Hypericum connatum
Subshrub or perennial herb with woody base, 0.23-1 m tall, erect, 1-stemmed or branched from base with branches erect, lateral and rarely pseudo-dichotomous. Stems dull red- brown, 4(6)-lined and ancipitous when young, soon terete, cortex exfoliating irregularly; internodes 10-50 mm long, usually exceeding leaves. Leaves perfoliate, spreading or cyathiform; lamina 10-24(-30) x 12-34(-40) mm, ovate- deltoid to semicircular, margin revolute, incrassate, paler beneath, densely glaucous beneath or on both sides, coriaceous; apex obtuse-apiculate to rounded, bases completely connate or almost so; basal veins 1(3), midrib pinnately branched with3-4 main laterals, tertiary reticulum dense; laminar glands dense, slightly prominent beneath. Inflorescence c. 10-∞-flowered, rarely pseudo-dichotomous after first flower, otherwise dichasial/monochasial from upper node, very rarely with 1-2 lateral branches from the nodes below, the whole corymbiform; primary pedicels 1.5-5 mm long; bracts and bracteoles linear-lanceolate to subulate. Flowers 10-24 mm in diam., stellate; buds ovoid, acute. Sepals 6-8 x 2.5-3.5 mm, unequal, imbricate, ovate or rhombic to elliptic or spathulate, acuminate to acute; veins 5- 7, midrib or all slightly prominent; glands linear, punctiform in distal 2/3. Petals yellow to orange, 5-13 x 3-4 mm, 1.5-3 x sepals, oblong-oblanceolate to obovate; apiculus obsolete; glands linear, distally interrupted. Stamens 50-60 (-c. 100), obscurely 5-fascicled, shortly monadelphous, longest 3-5 mm long, 0.3-0.4 x petals. Ovary 2-2.5 x 1.5-2 mm, ovoid; styles 5(4), 2.5-3 mm long, c. 1.2 x ovary, spreading; stigma clavate to subcapitate. Capsule 5-6 x 4-5 mm, subglobose, shortly rostrate, almost equalling sepals. Seeds 0.7-1 mm long; testa ribbed-scalariform.
Pastures and dry, rocky places; 20-2021 m (Bolivia).
Brazil (São Paulo to Rio Grande do Sul), Uruguay, Argentina (Salta and Chaco south to San Luis and Buenos Aires), Paraguay, Bolivia (Chuquisaca, Tarija).
H. connatum resembles H. caprifoliatum in having the leaf pairs connate, but its leaves are coriaceous, not chartaceous, with a markedly incrassate margin (see Briquet (1919)) and nerves prominent beneath. The leaves are also relatively shorter and broader than in H. caprifoliatum, and the habit is less branched, often indeed with stems simple from the base. The plants nearest in form to H. caprifoliatum, with smaller flowers and leaves and branched stems, are from northern Argentina and Paraguay, whence there is a gradual trend towards basal branching with simple (annual?) stems, larger leaves, and larger flowers. The extreme in leaf size is apparently represented by the population from São Paulo that St.-Hilaire named H. chlorifolium; but the larger-leaved, larger-flowered form occurs throughout the range of the species and, in north-eastern Argentina and Paraguay, co- exists with the smaller-flowered form. It was no doubt this overlapping variation that prompted Briquet to describe his varieties; but there is no apparent gap in variation such as would allow the recognition of infraspecific taxa.
Briquet cites H. connatum Lam. as a synonym of his variety(H. connatum var. obscurum Briquet); therefore the selection of a Sellow specimen as lectotype by Rodriguez Jimenez cannot stand.

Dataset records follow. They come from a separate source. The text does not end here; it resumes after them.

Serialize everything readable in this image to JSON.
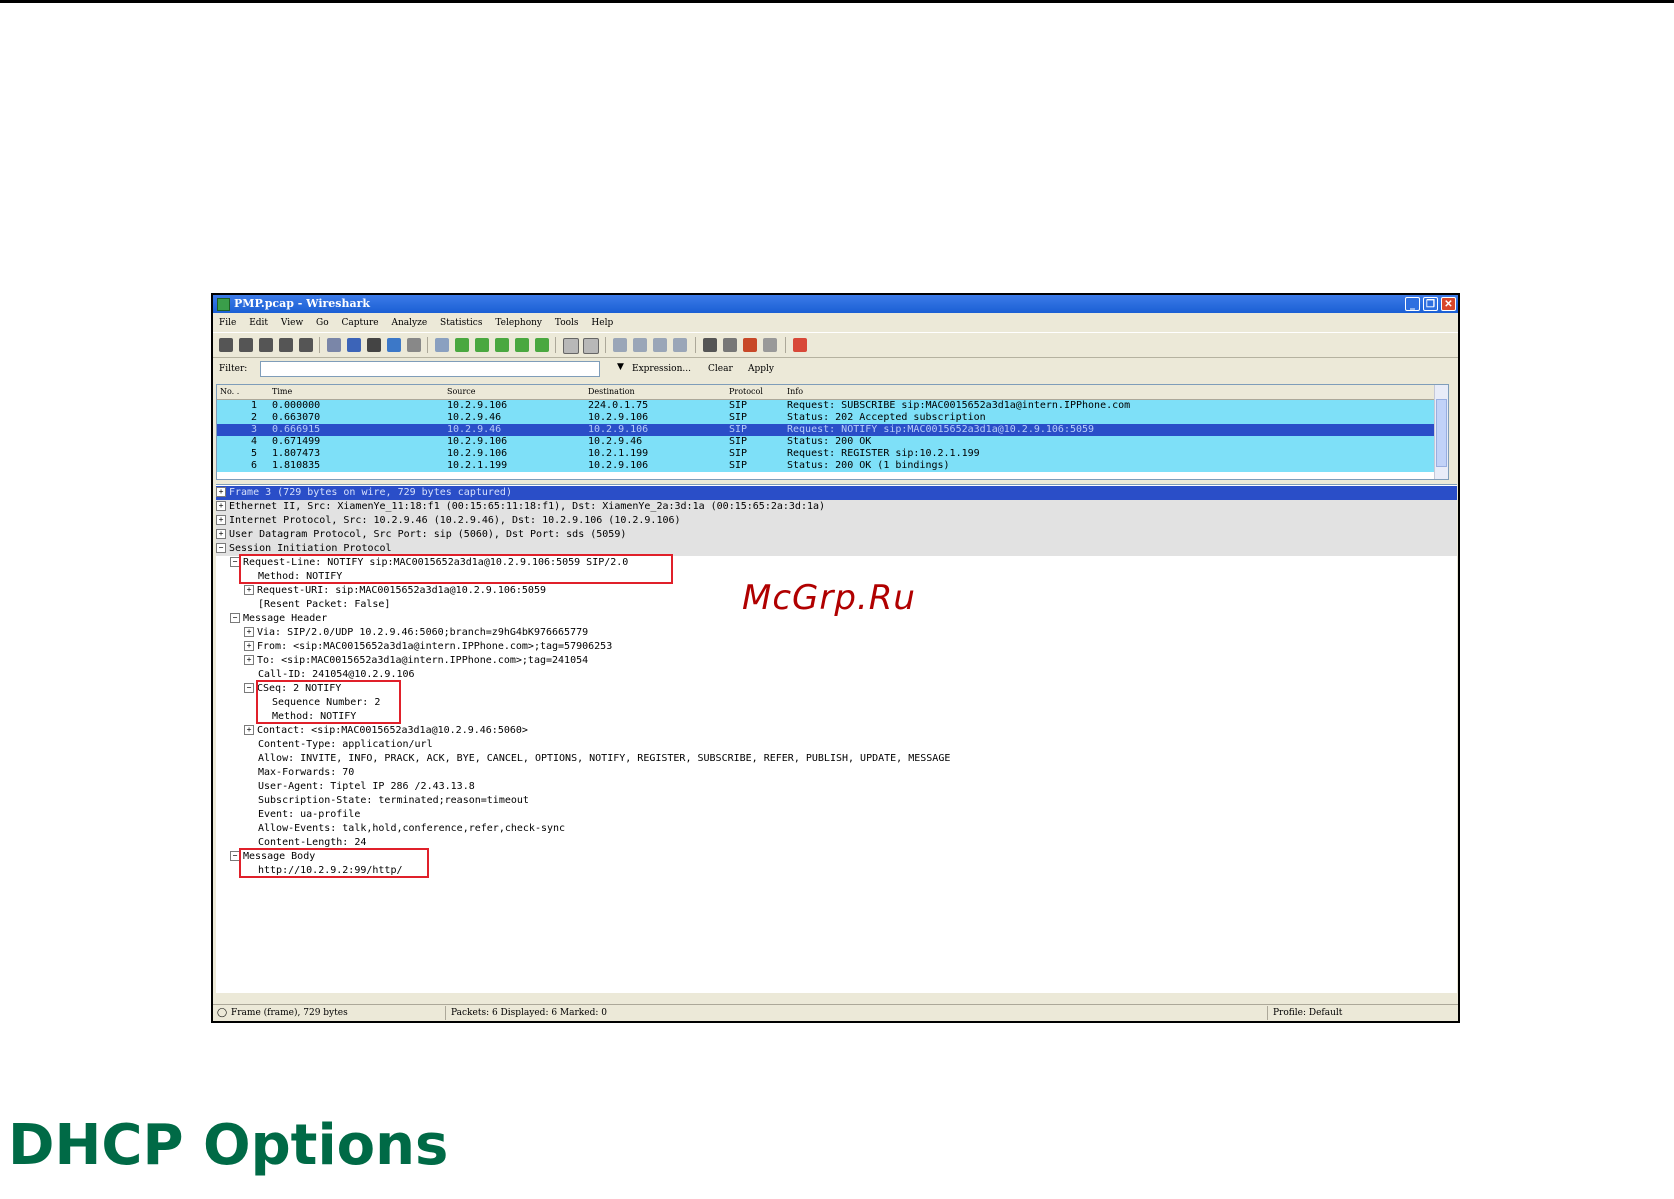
{
  "window": {
    "title": "PMP.pcap - Wireshark"
  },
  "menu": [
    "File",
    "Edit",
    "View",
    "Go",
    "Capture",
    "Analyze",
    "Statistics",
    "Telephony",
    "Tools",
    "Help"
  ],
  "filter": {
    "label": "Filter:",
    "value": "",
    "expression": "Expression...",
    "clear": "Clear",
    "apply": "Apply"
  },
  "packet_list": {
    "columns": [
      "No. .",
      "Time",
      "Source",
      "Destination",
      "Protocol",
      "Info"
    ],
    "rows": [
      {
        "no": "1",
        "time": "0.000000",
        "source": "10.2.9.106",
        "destination": "224.0.1.75",
        "protocol": "SIP",
        "info": "Request: SUBSCRIBE sip:MAC0015652a3d1a@intern.IPPhone.com"
      },
      {
        "no": "2",
        "time": "0.663070",
        "source": "10.2.9.46",
        "destination": "10.2.9.106",
        "protocol": "SIP",
        "info": "Status: 202 Accepted subscription"
      },
      {
        "no": "3",
        "time": "0.666915",
        "source": "10.2.9.46",
        "destination": "10.2.9.106",
        "protocol": "SIP",
        "info": "Request: NOTIFY sip:MAC0015652a3d1a@10.2.9.106:5059"
      },
      {
        "no": "4",
        "time": "0.671499",
        "source": "10.2.9.106",
        "destination": "10.2.9.46",
        "protocol": "SIP",
        "info": "Status: 200 OK"
      },
      {
        "no": "5",
        "time": "1.807473",
        "source": "10.2.9.106",
        "destination": "10.2.1.199",
        "protocol": "SIP",
        "info": "Request: REGISTER sip:10.2.1.199"
      },
      {
        "no": "6",
        "time": "1.810835",
        "source": "10.2.1.199",
        "destination": "10.2.9.106",
        "protocol": "SIP",
        "info": "Status: 200 OK    (1 bindings)"
      }
    ]
  },
  "details": {
    "frame": "Frame 3 (729 bytes on wire, 729 bytes captured)",
    "ethernet": "Ethernet II, Src: XiamenYe_11:18:f1 (00:15:65:11:18:f1), Dst: XiamenYe_2a:3d:1a (00:15:65:2a:3d:1a)",
    "ip": "Internet Protocol, Src: 10.2.9.46 (10.2.9.46), Dst: 10.2.9.106 (10.2.9.106)",
    "udp": "User Datagram Protocol, Src Port: sip (5060), Dst Port: sds (5059)",
    "sip": "Session Initiation Protocol",
    "request_line": "Request-Line: NOTIFY sip:MAC0015652a3d1a@10.2.9.106:5059 SIP/2.0",
    "method": "Method: NOTIFY",
    "request_uri": "Request-URI: sip:MAC0015652a3d1a@10.2.9.106:5059",
    "resent": "[Resent Packet: False]",
    "message_header": "Message Header",
    "via": "Via: SIP/2.0/UDP 10.2.9.46:5060;branch=z9hG4bK976665779",
    "from": "From: <sip:MAC0015652a3d1a@intern.IPPhone.com>;tag=57906253",
    "to": "To: <sip:MAC0015652a3d1a@intern.IPPhone.com>;tag=241054",
    "call_id": "Call-ID: 241054@10.2.9.106",
    "cseq": "CSeq: 2 NOTIFY",
    "sequence_number": "Sequence Number: 2",
    "cseq_method": "Method: NOTIFY",
    "contact": "Contact: <sip:MAC0015652a3d1a@10.2.9.46:5060>",
    "content_type": "Content-Type: application/url",
    "allow": "Allow: INVITE, INFO, PRACK, ACK, BYE, CANCEL, OPTIONS, NOTIFY, REGISTER, SUBSCRIBE, REFER, PUBLISH, UPDATE, MESSAGE",
    "max_forwards": "Max-Forwards: 70",
    "user_agent": "User-Agent: Tiptel IP 286 /2.43.13.8",
    "subscription_state": "Subscription-State: terminated;reason=timeout",
    "event": "Event: ua-profile",
    "allow_events": "Allow-Events: talk,hold,conference,refer,check-sync",
    "content_length": "Content-Length: 24",
    "message_body": "Message Body",
    "body_url": "http://10.2.9.2:99/http/"
  },
  "status": {
    "frame": "Frame (frame), 729 bytes",
    "packets": "Packets: 6 Displayed: 6 Marked: 0",
    "profile": "Profile: Default"
  },
  "watermark": "McGrp.Ru",
  "section_title": "DHCP Options",
  "colors": {
    "row_bg": "#7ee0f8",
    "selected": "#2a4ec8",
    "highlight_box": "#e0202a",
    "title_green": "#006a46"
  }
}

The selection of the Bolivian specimen as lectotype of H. connatum var. paraguariense Briquet by Rodriguez Jimenez (1973: 130) is not appropriate because: (i) Briquet chose the epithet paraguariense, and the other syntypes are all from Paraguay; (ii) Briquet described another part of Fiebrig 2361 as the type of his var. fiebrigii. I therefore propose the following specimen as substitute lectotype: Paraguay, Caaguazu, in campis in regione flumine Yhu, November 1905 (fl), Hassler 9686 (G!-lectotype; BM!, K!, P!, W!).
The herbarium symbols for H. connatum var. fiebrigii Briquet indicate where I have seen Fiebrig 2361. I have not noted which specimens are referable to var. paraguariense and which to var. fiebrigii.